«Ich weiss nicht, wie ich anfangen soll», beginnt das Instagram-Video einer 16-jährigen Schülerin aus Hamburg. Sie mache sonst keine Videos dieser Art, sie sei keine Influencerin. Mittlerweile hat ihr Video 1,3 Millionen Aufrufe (Stand: Samstag).
Darin berichtet sie von einer Erfahrung mit Diskriminierung. Zusammen mit zwei Freundinnen habe sie sich in einer Hamburger Filiale von Edeka um einen Job für die Sommerferien beworben. Nach einem ersten persönlichen Besuch seien die drei zum Probearbeiten am Dienstag eingeladen worden.
Eine Mitarbeiterin habe ihnen gezeigt, wie die Kasse funktioniere.

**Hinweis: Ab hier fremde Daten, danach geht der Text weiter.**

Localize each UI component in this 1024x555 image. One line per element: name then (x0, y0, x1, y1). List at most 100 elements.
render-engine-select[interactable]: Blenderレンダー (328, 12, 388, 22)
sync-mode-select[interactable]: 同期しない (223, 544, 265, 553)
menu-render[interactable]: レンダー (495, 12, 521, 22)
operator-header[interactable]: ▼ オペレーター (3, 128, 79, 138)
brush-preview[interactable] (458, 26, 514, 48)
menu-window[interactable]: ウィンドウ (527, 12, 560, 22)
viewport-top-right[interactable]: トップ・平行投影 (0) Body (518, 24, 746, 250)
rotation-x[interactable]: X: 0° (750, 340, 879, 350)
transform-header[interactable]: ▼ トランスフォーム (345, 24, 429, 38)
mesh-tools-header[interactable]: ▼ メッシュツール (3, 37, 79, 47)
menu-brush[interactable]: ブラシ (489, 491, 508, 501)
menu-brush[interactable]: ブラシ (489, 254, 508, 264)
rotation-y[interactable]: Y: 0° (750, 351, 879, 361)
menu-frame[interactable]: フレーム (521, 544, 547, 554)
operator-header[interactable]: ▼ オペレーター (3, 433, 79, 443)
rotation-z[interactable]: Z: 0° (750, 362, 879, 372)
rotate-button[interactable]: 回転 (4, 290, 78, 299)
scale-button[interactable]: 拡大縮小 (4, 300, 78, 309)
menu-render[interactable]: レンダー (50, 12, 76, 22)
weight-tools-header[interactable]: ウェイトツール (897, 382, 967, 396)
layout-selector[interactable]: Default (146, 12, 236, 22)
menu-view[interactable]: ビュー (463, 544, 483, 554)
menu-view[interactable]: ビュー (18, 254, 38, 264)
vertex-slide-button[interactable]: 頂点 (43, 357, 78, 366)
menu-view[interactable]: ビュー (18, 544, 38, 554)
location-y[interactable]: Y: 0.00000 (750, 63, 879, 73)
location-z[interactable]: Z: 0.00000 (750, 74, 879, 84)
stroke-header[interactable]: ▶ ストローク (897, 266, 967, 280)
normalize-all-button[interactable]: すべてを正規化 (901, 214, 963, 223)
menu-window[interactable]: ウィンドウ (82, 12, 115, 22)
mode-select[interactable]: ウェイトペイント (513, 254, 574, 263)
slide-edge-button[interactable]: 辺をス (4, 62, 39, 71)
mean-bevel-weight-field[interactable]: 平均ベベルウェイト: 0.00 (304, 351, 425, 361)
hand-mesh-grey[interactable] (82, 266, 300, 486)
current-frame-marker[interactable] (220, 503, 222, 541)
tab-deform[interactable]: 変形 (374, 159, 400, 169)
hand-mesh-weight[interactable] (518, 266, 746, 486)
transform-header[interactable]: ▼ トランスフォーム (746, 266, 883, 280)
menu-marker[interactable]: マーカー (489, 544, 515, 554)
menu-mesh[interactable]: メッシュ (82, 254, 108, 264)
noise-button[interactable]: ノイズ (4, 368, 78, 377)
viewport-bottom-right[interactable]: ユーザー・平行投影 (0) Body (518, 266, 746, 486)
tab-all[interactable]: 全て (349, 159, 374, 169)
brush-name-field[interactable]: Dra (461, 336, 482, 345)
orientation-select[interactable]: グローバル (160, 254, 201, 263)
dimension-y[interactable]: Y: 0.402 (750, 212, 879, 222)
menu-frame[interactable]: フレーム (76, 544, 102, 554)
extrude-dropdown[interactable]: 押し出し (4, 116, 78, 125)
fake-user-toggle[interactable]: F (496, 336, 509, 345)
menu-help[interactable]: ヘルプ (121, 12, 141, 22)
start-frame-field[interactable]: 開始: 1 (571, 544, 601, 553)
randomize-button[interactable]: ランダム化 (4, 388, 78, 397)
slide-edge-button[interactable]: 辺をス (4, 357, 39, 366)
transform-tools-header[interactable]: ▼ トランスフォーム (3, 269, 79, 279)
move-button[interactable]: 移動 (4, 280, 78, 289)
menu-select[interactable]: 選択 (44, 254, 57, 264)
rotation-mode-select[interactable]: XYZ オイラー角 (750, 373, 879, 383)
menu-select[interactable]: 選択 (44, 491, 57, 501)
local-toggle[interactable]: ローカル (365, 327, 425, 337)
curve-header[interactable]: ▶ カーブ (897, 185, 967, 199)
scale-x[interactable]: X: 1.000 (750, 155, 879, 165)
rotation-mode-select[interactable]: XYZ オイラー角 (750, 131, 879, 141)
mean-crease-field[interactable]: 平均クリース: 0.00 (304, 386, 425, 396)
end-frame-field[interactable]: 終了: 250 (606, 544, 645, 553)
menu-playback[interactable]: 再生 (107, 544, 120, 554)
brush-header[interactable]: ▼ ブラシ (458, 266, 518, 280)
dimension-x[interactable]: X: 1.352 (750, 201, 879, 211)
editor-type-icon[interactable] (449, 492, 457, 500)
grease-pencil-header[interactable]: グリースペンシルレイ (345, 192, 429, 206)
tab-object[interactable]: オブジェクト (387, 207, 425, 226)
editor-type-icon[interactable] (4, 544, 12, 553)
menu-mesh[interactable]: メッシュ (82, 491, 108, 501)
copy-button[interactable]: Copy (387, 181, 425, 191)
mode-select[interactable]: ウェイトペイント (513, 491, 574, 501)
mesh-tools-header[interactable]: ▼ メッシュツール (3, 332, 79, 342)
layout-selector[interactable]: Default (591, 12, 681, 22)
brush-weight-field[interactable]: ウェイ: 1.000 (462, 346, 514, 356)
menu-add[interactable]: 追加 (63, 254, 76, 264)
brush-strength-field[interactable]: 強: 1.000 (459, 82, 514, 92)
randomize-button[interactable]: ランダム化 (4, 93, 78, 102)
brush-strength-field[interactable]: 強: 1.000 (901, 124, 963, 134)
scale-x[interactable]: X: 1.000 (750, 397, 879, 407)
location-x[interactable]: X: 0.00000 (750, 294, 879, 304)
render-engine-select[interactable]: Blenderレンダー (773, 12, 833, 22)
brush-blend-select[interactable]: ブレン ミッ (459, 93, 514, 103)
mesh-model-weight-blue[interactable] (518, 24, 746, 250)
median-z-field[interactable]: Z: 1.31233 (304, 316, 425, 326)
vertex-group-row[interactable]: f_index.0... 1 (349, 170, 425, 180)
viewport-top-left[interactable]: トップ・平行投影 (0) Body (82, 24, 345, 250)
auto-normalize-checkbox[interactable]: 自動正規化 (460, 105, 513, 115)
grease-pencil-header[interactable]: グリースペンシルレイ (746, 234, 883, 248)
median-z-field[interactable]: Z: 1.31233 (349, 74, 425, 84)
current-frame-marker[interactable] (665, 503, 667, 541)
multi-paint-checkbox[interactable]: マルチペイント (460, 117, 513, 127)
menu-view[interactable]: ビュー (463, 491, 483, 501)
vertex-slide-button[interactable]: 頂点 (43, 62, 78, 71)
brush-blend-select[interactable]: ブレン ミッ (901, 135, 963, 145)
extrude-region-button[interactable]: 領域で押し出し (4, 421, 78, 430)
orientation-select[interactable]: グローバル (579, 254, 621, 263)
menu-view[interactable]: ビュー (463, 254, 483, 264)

Nach 40 Minuten sei der Geschäftsführer hinzugekommen, berichtet die Schülerin weiter. Er habe mit seinem Finger auf sie gezeigt und gesagt: «Du setzt dein Kopftuch ab oder du kannst hier nicht arbeiten.»
Sie habe sich geweigert und schliesslich geantwortet: «Ja, dann kann ich hier nicht arbeiten.» Die drei Schülerinnen seien zu einem Mitarbeiter der Personalabteilung geschickt worden. «Dann ist der gekommen, hat mich angeguckt und gesagt: Ja, ich sehe das Problem», berichtet die Schülerin im Video. Daraufhin hätten sich die drei Jugendlichen entschlossen, zu gehen.
In der Umkleidekabine seien der Schülerin die Tränen gekommen. Eine Kassiererin der Filiale habe sie ermutigt, gegen den Vorfall anzukämpfen. Sie kündigt im Video an, Antidiskriminierungsstellen zu kontaktieren. «Ich hätte nicht gedacht, dass man mir das jetzt sagt. Es hat mich verletzt und es verletzt mich immer noch», berichtet die Schülerin, sichtlich betroffen, weiter.
«Wie kann man so respektlos mit einem umgehen?» Sie sei Diskriminierung gewohnt, aber nicht so direkt. «Rassismus existiert, Diskriminierung existiert», betont sie. «Es kann doch nicht sein, dass alle angenommen werden, ausser mir, weil ich ein Kopftuch trage.» Sie trage das Kopftuch mit Stolz, weil sie ihre Religion liebe.
Edeka reagierte bereits auf den Vorfall in einem Kommentar unter dem Instagram-Video: «Wir bedauern den von dir geschilderten Vorfall sehr, denn Edeka steht für Vielfalt.» Die Supermarkt-Kette bot der Schülerin ausserdem einen Termin für ein Vorstellungsgespräch in einer anderen Filiale an.
Gegenüber der «Süddeutschen Zeitung» bestätigte die Pressestelle des Konzerns am Freitag den Vorfall.
Die Zeitung zitiert aus einer E-Mail, der beschuldigte Filialleiter lasse ausrichten, dass «ich den von @mxriam.jbg (Anm., Insta-Name der Schülerin) geschilderten Vorfall sehr bedaure und mich bei ihr ausdrücklich für die verletzenden Worte entschuldigen möchte.» Er nehme die Kritik an und werde sie «entsprechend bei zukünftigen Personalentscheidungen berücksichtigen».
Die Schülerin will das Angebot für ein Vorstellungsgespräch in einer anderen Filiale aber nicht annehmen. Das teilte ihr Anwalt gegenüber watson mit. «Ein Gesprächsangebot in dieser Form lehnen wir ab. Wir haben eher den Eindruck, dass Edeka lediglich um Schadensbegrenzung bemüht ist und nicht wirklich daran interessiert, das Thema Rassismus zu bekämpfen», sagte der Hamburger Rechtsanwalt Yalçın Tekinoğlu gegenüber watson.
Die Schülerin hätte erwartet, ein Jobangebot in der Filiale zu erhalten, in der sie diskriminiert wurde, nicht in einer anderen. «Das Bedauern des Geschäftsführers dieser Filiale und das Bekunden, ‹die Kritik bei künftigen Personalentscheidungen› berücksichtigen zu wollen, kann daher nicht ernsthaft als Einsicht und Entschuldigung verstanden werden», sagte Tekinoğlu weiter. Vielmehr deute es daraufhin, «dass man unter diese diskriminierende Personalentscheidung ohne weitere Konsequenzen einen Schlussstrich ziehen möchte».
Er werde nun für seine Mandantin den Fall der Antidiskiminierungsstelle melden und von der Edeka-Filiale sowie des Edeka-Konzerns eine schriftliche Stellungnahme anfordern, «wie man mit Rassismus im Unternehmen umgeht, welche Konsequenzen der Fall nun haben wird und wie man dem künftig vorbeugen möchte».